As can be seen from the results in Tables 1 to 3, when the nanofibers constituting the fiber sheet are made of vinylidene fluoride polymer (Comparative Examples 1 and 2), and when they are made of vinylidene fluoride copolymer (Comparative Examples 3 to 3), 5) In the case of a mixture of a vinylidene fluoride polymer and a vinylidene fluoride copolymer with a melting point exceeding 150°C (Comparative Examples 6 and 7), during product processing, fluffing, delamination between fiber sheets, Although performance is degraded due to durability issues, Examples 1 to 10 containing a mixture of vinylidene fluoride polymer and vinylidene fluoride copolymer with a melting point of 150°C or lower have good processability. This means that the performance deterioration during product processing is small. Further, in the comparison of Examples 6 to 9, it can be seen that processability tends to be improved when a vinylidene fluoride copolymer having a lower melting point is used.
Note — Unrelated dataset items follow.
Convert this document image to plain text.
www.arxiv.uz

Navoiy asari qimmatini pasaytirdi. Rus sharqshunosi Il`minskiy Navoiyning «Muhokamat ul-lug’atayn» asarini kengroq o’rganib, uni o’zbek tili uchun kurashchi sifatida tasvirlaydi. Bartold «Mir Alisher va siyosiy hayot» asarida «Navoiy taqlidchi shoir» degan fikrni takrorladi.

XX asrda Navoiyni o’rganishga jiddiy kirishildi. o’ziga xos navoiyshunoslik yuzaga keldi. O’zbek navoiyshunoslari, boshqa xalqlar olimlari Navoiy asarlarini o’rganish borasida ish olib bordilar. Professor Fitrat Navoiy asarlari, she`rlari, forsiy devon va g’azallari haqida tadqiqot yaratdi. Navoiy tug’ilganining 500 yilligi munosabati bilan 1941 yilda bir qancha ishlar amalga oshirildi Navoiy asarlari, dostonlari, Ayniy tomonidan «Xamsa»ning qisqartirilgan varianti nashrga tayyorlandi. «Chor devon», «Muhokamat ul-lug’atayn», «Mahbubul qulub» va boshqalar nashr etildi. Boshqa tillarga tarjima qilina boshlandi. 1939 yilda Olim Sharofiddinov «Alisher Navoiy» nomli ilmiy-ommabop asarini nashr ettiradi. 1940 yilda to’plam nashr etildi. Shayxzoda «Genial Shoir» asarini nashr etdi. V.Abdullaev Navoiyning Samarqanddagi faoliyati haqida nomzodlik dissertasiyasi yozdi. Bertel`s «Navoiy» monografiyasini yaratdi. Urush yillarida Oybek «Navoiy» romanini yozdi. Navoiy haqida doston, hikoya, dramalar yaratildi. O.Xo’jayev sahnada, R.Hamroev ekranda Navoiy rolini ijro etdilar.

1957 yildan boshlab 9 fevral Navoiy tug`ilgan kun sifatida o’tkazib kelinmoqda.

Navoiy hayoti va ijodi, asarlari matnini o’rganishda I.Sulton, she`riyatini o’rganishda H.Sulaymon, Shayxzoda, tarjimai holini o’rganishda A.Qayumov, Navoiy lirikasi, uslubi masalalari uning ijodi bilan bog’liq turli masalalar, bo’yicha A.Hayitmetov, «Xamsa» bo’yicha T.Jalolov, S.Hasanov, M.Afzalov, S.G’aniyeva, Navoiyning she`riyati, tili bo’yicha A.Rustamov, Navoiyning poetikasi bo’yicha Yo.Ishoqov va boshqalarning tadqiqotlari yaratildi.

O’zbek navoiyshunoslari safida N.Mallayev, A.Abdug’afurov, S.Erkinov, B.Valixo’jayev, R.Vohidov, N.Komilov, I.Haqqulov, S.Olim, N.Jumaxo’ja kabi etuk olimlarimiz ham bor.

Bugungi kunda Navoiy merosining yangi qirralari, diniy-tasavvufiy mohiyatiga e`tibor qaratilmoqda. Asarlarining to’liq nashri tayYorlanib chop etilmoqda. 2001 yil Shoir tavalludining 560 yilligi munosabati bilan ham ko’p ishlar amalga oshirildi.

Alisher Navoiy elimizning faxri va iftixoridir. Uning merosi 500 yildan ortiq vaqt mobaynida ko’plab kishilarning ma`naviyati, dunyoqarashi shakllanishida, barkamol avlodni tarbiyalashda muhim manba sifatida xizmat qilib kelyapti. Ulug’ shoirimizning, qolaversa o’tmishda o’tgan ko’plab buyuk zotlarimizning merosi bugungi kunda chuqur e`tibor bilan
In addition, in the comparison of Examples 1 to 5, when the mixing ratio (weight ratio) of vinylidene fluoride polymer and vinylidene fluoride copolymer was 75:25 to 92.5:7.5, processing It can be seen that there is a tendency for the performance to improve. Furthermore, it can be seen that in Example 10, which was further heat-treated with circulating hot air compared to Example 1, the workability tended to be improved. On the other hand, in Comparative Example 7, since it does not contain a vinylidene fluoride copolymer having a melting point of 150° C. or less, it can be seen that the processability is not improved even if it is further heat-treated with circulating hot air.
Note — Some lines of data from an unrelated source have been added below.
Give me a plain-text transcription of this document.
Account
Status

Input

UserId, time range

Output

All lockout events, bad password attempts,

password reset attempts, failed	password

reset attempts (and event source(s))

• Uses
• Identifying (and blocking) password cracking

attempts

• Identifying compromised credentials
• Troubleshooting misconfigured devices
The fiber sheet of the present invention does not impair the inherent properties of nanofibers, is less prone to fluffing or delamination between fiber sheets, and has excellent adhesion to other materials. In addition, the fiber sheet composite of the present invention is less likely to cause fuzzing or delamination between the fiber sheets, and has excellent adhesion between the fiber sheet and the porous layer without going through an integration process such as adhesion or calendering. Since fiber sheet composites can be provided with high productivity and good operability, they can be used as filter media, sound-absorbing materials, masks, waterproof and moisture-permeable membranes, separators for secondary batteries, sensor materials, cell culture substrates, etc. It can be used suitably.

Claims (7)

A fiber sheet containing nanofibers having an average fiber diameter of 20 to 1000 nm, the nanofibers comprising a mixture of a vinylidene fluoride polymer and a vinylidene fluoride copolymer with a melting point of 150 ° C. or less. fiber sheet. The fiber sheet according to claim 1, wherein a mixing ratio (weight ratio) of the vinylidene fluoride polymer and the vinylidene fluoride copolymer is 50:50 to 95:5. The fiber sheet according to claim 1 or 2, wherein the fiber sheet is a laminate of two or more layers. The method for producing a fiber sheet according to any one of claims 1 to 3, wherein a spinning solution containing a vinylidene fluoride polymer and a vinylidene fluoride copolymer having a melting point of 150° C. or less is electrospun. A method for producing a fiber sheet, comprising further heat-treating the fiber sheet obtained by the method according to claim 4 with circulating hot air or radiant heat. A fiber sheet composite in which the fiber sheet according to any one of claims 1 to 3 and a porous layer are laminated. A filter medium comprising the fiber sheet composite according to claim 6.